Holes 16-18: 184, 495 & 398
River Oaks closes in fairly memorable fashion. The sixteenth is the final short hole, played from a slightly elevated tee to a teardrop green. Bunkers pinch in the bottom, yet a bit of room is left to bounce a ball in (as long as the superintendent avoids Muirhead’s sadistic tendencies and cuts the rough short.) The green is tilted but does not move as quickly as it appears. The seventeeth is a heroic hole, another half-par-minus that presents a true opportunity for birdie or eagle. A solid drive, inside the left fairway bunker, bounds on and down the fairway, leaving hybrid or metal into the green. The right side should be avoided, as it is all fescue and trees.
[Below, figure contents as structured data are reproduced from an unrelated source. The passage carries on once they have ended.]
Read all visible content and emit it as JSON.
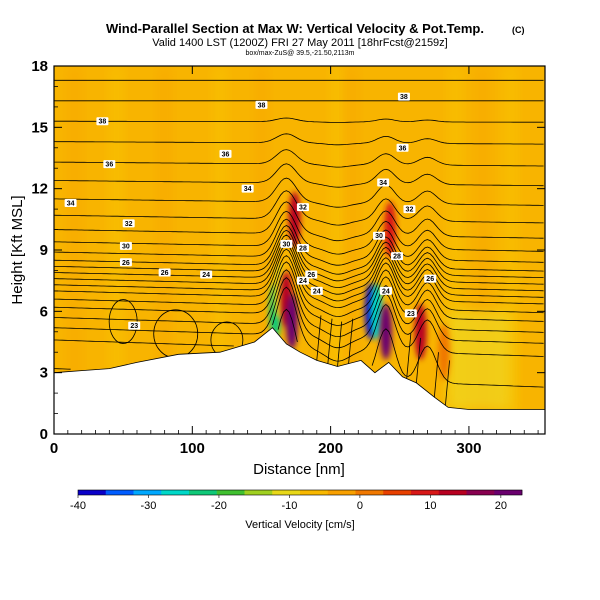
{
  "chart_data": {
    "type": "heatmap",
    "title": "Wind-Parallel Section at Max W: Vertical Velocity & Pot.Temp.",
    "title_mark": "(C)",
    "subtitle": "Valid 1400 LST (1200Z) FRI 27 May 2011 [18hrFcst@2159z]",
    "info_line": "box/max-ZuS@ 39.5,-21.50,2113m",
    "xlabel": "Distance [nm]",
    "ylabel": "Height [Kft MSL]",
    "xlim": [
      0,
      355
    ],
    "ylim": [
      0,
      18
    ],
    "x_ticks": [
      0,
      100,
      200,
      300
    ],
    "y_ticks": [
      0,
      3,
      6,
      9,
      12,
      15,
      18
    ],
    "colorbar": {
      "label": "Vertical Velocity [cm/s]",
      "min": -40,
      "max": 23,
      "tick_values": [
        -40,
        -30,
        -20,
        -10,
        0,
        10,
        20
      ],
      "colors": [
        "#0a00c8",
        "#005cff",
        "#00a8ff",
        "#00d8c8",
        "#10c878",
        "#40c030",
        "#a0d020",
        "#e8d818",
        "#f8b800",
        "#f8a000",
        "#f07800",
        "#e84000",
        "#d81818",
        "#b80020",
        "#880050",
        "#6a006e"
      ]
    },
    "terrain_profile": [
      [
        0,
        3.0
      ],
      [
        20,
        3.1
      ],
      [
        40,
        3.2
      ],
      [
        60,
        3.5
      ],
      [
        90,
        3.9
      ],
      [
        120,
        4.0
      ],
      [
        145,
        4.5
      ],
      [
        158,
        5.2
      ],
      [
        168,
        4.4
      ],
      [
        178,
        4.0
      ],
      [
        190,
        3.6
      ],
      [
        205,
        3.3
      ],
      [
        222,
        3.6
      ],
      [
        232,
        3.0
      ],
      [
        242,
        3.5
      ],
      [
        252,
        2.8
      ],
      [
        262,
        2.5
      ],
      [
        275,
        1.8
      ],
      [
        285,
        1.3
      ],
      [
        300,
        1.2
      ],
      [
        320,
        1.2
      ],
      [
        355,
        1.2
      ]
    ],
    "vertical_velocity_cells": [
      {
        "x": 160,
        "y": 6.0,
        "value": -22
      },
      {
        "x": 163,
        "y": 7.0,
        "value": -12
      },
      {
        "x": 168,
        "y": 6.6,
        "value": 14
      },
      {
        "x": 172,
        "y": 5.5,
        "value": 22
      },
      {
        "x": 174,
        "y": 10.5,
        "value": 12
      },
      {
        "x": 229,
        "y": 6.0,
        "value": -40
      },
      {
        "x": 233,
        "y": 6.0,
        "value": -28
      },
      {
        "x": 240,
        "y": 5.0,
        "value": 20
      },
      {
        "x": 243,
        "y": 10.0,
        "value": 10
      },
      {
        "x": 265,
        "y": 5.0,
        "value": 15
      },
      {
        "x": 282,
        "y": 4.0,
        "value": 3
      }
    ],
    "potential_temperature_labels": [
      {
        "x": 150,
        "y": 16.1,
        "text": "38"
      },
      {
        "x": 253,
        "y": 16.5,
        "text": "38"
      },
      {
        "x": 35,
        "y": 15.3,
        "text": "38"
      },
      {
        "x": 252,
        "y": 14.0,
        "text": "36"
      },
      {
        "x": 40,
        "y": 13.2,
        "text": "36"
      },
      {
        "x": 124,
        "y": 13.7,
        "text": "36"
      },
      {
        "x": 12,
        "y": 11.3,
        "text": "34"
      },
      {
        "x": 140,
        "y": 12.0,
        "text": "34"
      },
      {
        "x": 238,
        "y": 12.3,
        "text": "34"
      },
      {
        "x": 180,
        "y": 11.1,
        "text": "32"
      },
      {
        "x": 257,
        "y": 11.0,
        "text": "32"
      },
      {
        "x": 54,
        "y": 10.3,
        "text": "32"
      },
      {
        "x": 168,
        "y": 9.3,
        "text": "30"
      },
      {
        "x": 52,
        "y": 9.2,
        "text": "30"
      },
      {
        "x": 235,
        "y": 9.7,
        "text": "30"
      },
      {
        "x": 180,
        "y": 9.1,
        "text": "28"
      },
      {
        "x": 248,
        "y": 8.7,
        "text": "28"
      },
      {
        "x": 52,
        "y": 8.4,
        "text": "26"
      },
      {
        "x": 80,
        "y": 7.9,
        "text": "26"
      },
      {
        "x": 186,
        "y": 7.8,
        "text": "26"
      },
      {
        "x": 272,
        "y": 7.6,
        "text": "26"
      },
      {
        "x": 110,
        "y": 7.8,
        "text": "24"
      },
      {
        "x": 180,
        "y": 7.5,
        "text": "24"
      },
      {
        "x": 240,
        "y": 7.0,
        "text": "24"
      },
      {
        "x": 58,
        "y": 5.3,
        "text": "23"
      },
      {
        "x": 190,
        "y": 7.0,
        "text": "24"
      },
      {
        "x": 258,
        "y": 5.9,
        "text": "23"
      }
    ]
  }
}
The second is played inside the starfish bunker left, about 60 yards short of the green, to a sizeable putting surface. Keep the ball left on both shots and you should have a run at birdie. The home hole is a bit whacky, in keeping with Muirhead’s
leading toward the daft. A huge and stupid tree sits in the middle of the fairway, for absolutely no reason. If it were gone, tee balls would still run into the pond that bisects the fairway, or would stop short, leaving a downhill approach to an uphill green. Ironically, the hole that least should offer the running approach, due to the downward-sloped fairway, is the one that leaves the front of the green unprotected. Silly, really, as approaches that land short will rebound straight up, finishing shy of the green. You’ve seen this green before, slightly tilted, mainly round and huge. Great routing, uninspired greens and a few silly touches.